Boomer: What did the study learn from respondents who were already retired?
Thoma: About 70% had saved, similar to what we found in the late 40s and 50s. Some still had plans for saving (less than 10%), but the majority of those that had not already saved, when they reached retirement, had no plans of saving.
Boomer: What was the biggest problem causing Americans to stop or not save at all? Is there a fix for that?
Thoma: This was not explicitly asked in the survey, but we can draw some conclusions based upon the pattern we witnessed (desire to save, but delaying – fewer families saving vs. singles), that points to some of our statements above. The big one is certainly the illusion of time. Many also don't understand how little steps can make a big difference. For example, the average tax refund is about $3,000/yr. Investing this, every year over 30 years with a 7% return, could be $300,000 over 30 years.
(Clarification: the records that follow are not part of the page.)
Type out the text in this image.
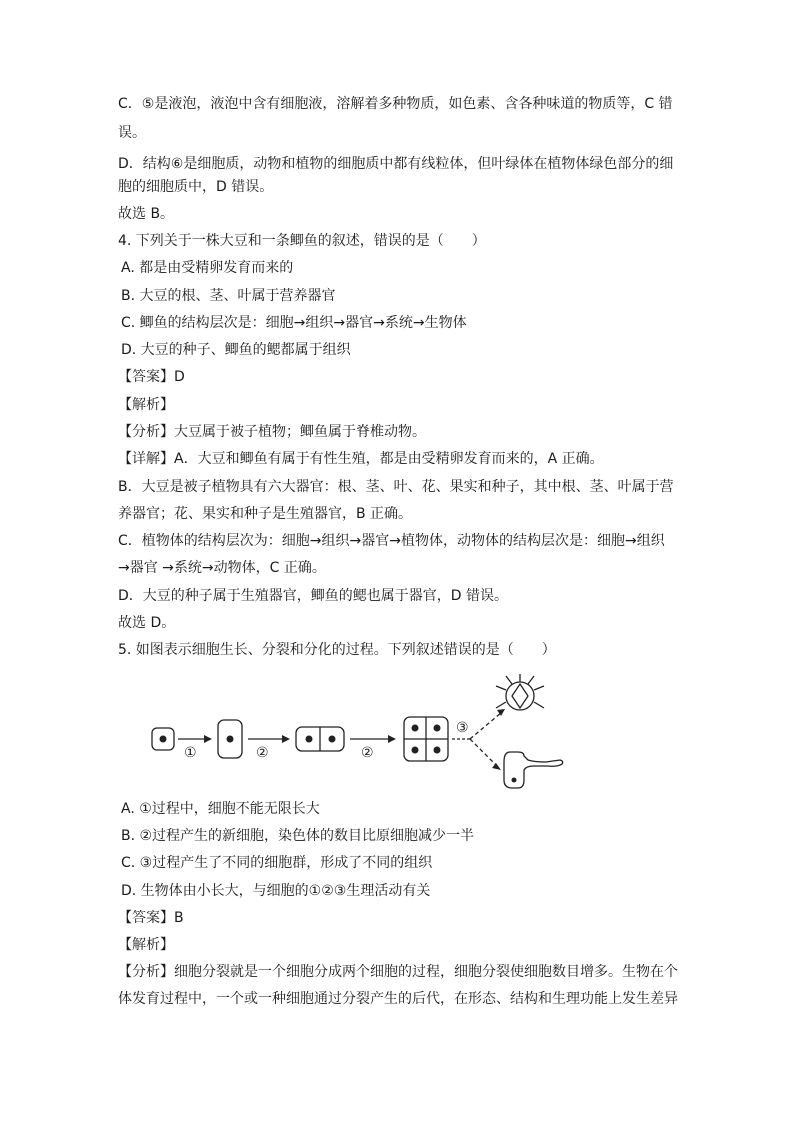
C．⑤是液泡，液泡中含有细胞液，溶解着多种物质，如色素、含各种味道的物质等，C 错
误。
D．结构⑥是细胞质，动物和植物的细胞质中都有线粒体，但叶绿体在植物体绿色部分的细
胞的细胞质中，D 错误。
故选 B。
4. 下列关于一株大豆和一条鲫鱼的叙述，错误的是（　　）
A. 都是由受精卵发育而来的
B. 大豆的根、茎、叶属于营养器官
C. 鲫鱼的结构层次是：细胞→组织→器官→系统→生物体
D. 大豆的种子、鲫鱼的鳃都属于组织
【答案】D
【解析】
【分析】大豆属于被子植物；鲫鱼属于脊椎动物。
【详解】A．大豆和鲫鱼有属于有性生殖，都是由受精卵发育而来的，A 正确。
B．大豆是被子植物具有六大器官：根、茎、叶、花、果实和种子，其中根、茎、叶属于营
养器官；花、果实和种子是生殖器官，B 正确。
C．植物体的结构层次为：细胞→组织→器官→植物体，动物体的结构层次是：细胞→组织
→器官 →系统→动物体，C 正确。
D．大豆的种子属于生殖器官，鲫鱼的鳃也属于器官，D 错误。
故选 D。
5. 如图表示细胞生长、分裂和分化的过程。下列叙述错误的是（　　）
①	②	②
③
A. ①过程中，细胞不能无限长大
B. ②过程产生的新细胞，染色体的数目比原细胞减少一半
C. ③过程产生了不同的细胞群，形成了不同的组织
D. 生物体由小长大，与细胞的①②③生理活动有关
【答案】B
【解析】
【分析】细胞分裂就是一个细胞分成两个细胞的过程，细胞分裂使细胞数目增多。生物在个
体发育过程中，一个或一种细胞通过分裂产生的后代，在形态、结构和生理功能上发生差异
There also seems to be inertia – just a problem with getting started. This is why steps such as auto-enrollment in employer-savings plans is important, automatically building a habit of savings. We recommend that, even for those that are working on paying down debt, to at least contribute enough to achieve the company match, and then focus on items such as paying down debt.
Another key step is to clearly show the benefit of investing over time, and perhaps the risks of not investing. Younger individuals in particular may have seen the market performance over the past decade, and may instead be holding money in cash and not investing. While there are risks to investing, there are also risks to not investing, namely not earning the return necessary to reach your goals.
Finally, retirement can seem like such a big challenge, so many put it off because it seems intimidating. We see the potential excuse for not saving change from "I have no time" to "I'm too far behind," but they really don’t have any facts to back up either excuse. We need to empower individuals and highlight that they can get there – they just need to start today. By actually sitting down with a financial advisor and understanding where they are, where they want to be, and what their options are, now they can actually have information that can help them get to retirement, and the tradeoffs they may need to consider to help get them there.